PREPENT DAY 30
Elul 30 5775 – September 14 2015
We can’t turn back the clock. We can’t take back the words we’ve said or written after we’ve hit ‘send’ and we can’t reverse the violence we’ve inflicted on ourselves and others.
But we can take responsibility for our wrong behavior, make amends, step up to reclaim our best sense of self and commit to better future.
And that is we do today: The first day of the new year which is actually the last day of this past year. Jewish logic. Today is the official day of shedding the past. Today begins the tradition of ‘Tashlich’ that lasts through the next two weeks – it’s Hebrew for ‘throw away,cast off, discard, get rid of, highlight and delete’ – whatever is weighing on your heart.
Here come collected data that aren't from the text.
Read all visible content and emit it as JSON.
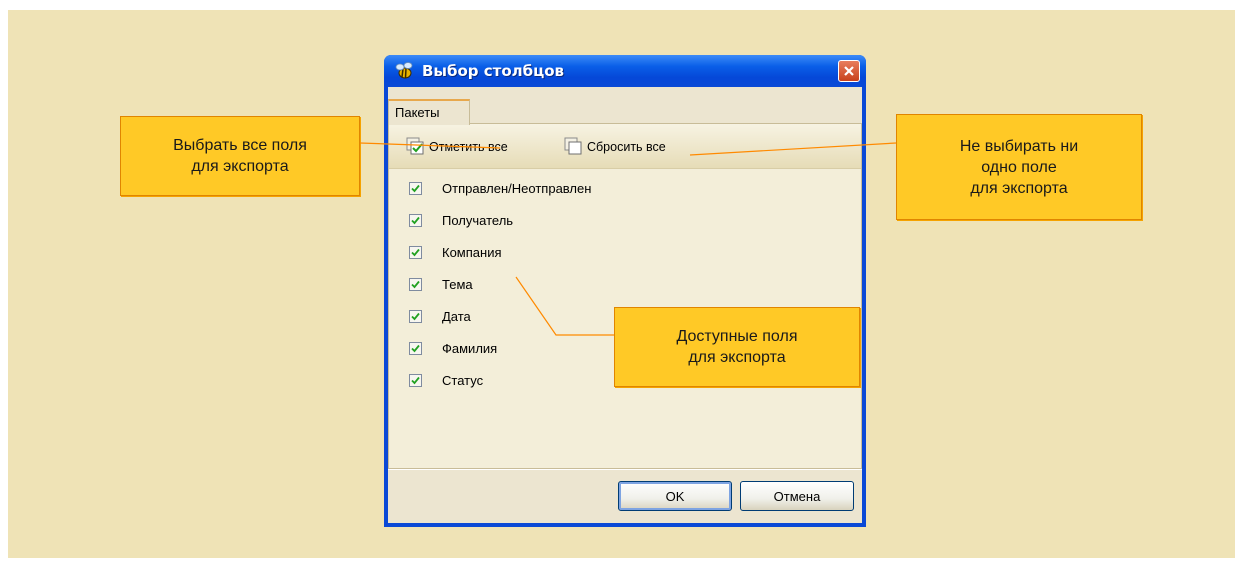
{
  "window": {
    "title": "Выбор столбцов"
  },
  "tabs": [
    {
      "label": "Пакеты",
      "active": true
    }
  ],
  "toolbar": {
    "select_all_label": "Отметить все",
    "reset_all_label": "Сбросить все"
  },
  "fields": [
    {
      "label": "Отправлен/Неотправлен",
      "checked": true
    },
    {
      "label": "Получатель",
      "checked": true
    },
    {
      "label": "Компания",
      "checked": true
    },
    {
      "label": "Тема",
      "checked": true
    },
    {
      "label": "Дата",
      "checked": true
    },
    {
      "label": "Фамилия",
      "checked": true
    },
    {
      "label": "Статус",
      "checked": true
    }
  ],
  "buttons": {
    "ok_label": "OK",
    "cancel_label": "Отмена"
  },
  "callouts": {
    "select_all": "Выбрать все поля\nдля экспорта",
    "reset_all": "Не выбирать ни\nодно поле\nдля экспорта",
    "fields": "Доступные поля\nдля экспорта"
  },
  "colors": {
    "page_background": "#efe3b6",
    "callout_fill": "#ffc926",
    "callout_border": "#e08500",
    "title_bar": "#0a49d6",
    "checkmark": "#21a121"
  }
}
The tradition of Tashlich teaches us to throw bread crumbs into a living body of water, substituting our transgressions and regrets. Or sins.
Sins are just another words for when we miss the mark, mess up, betray our highest notions of who and what we want to be. The moments of anger before we catch our breath and the eyes of the other, the seconds of fear that paralyze our trust, the hours and the days that send us spinning into depressions, confusions, self hatred and doubt. That extra cookie, those terrible words, boundaries crossed, laws broken, violence committed. Shame and secrets. Everybody’s got some.
Let it go.
Or some of it anyway.
On this Prepent day 30: Alone or with others, find a body of water (yes, it can be your toilet, but it’s such a beautiful fall day and there’s gotta be somewhere to walk to if you can?) Let your heart open and your mind resist less, and name each crumb, specifically, as you toss them overboard to feed the fish, recycling all this energy with gratitude, release, intention to change and improve and if need be, ask for help.
It’s an ancient pre therapy pagan ritual for better living, that somehow made its way into the heart of Jewish new year celebrations generations ago, beloved for how easy and profound it is for all ages. And how it happens outdoors.
Let it go and let it be. Shana Tova.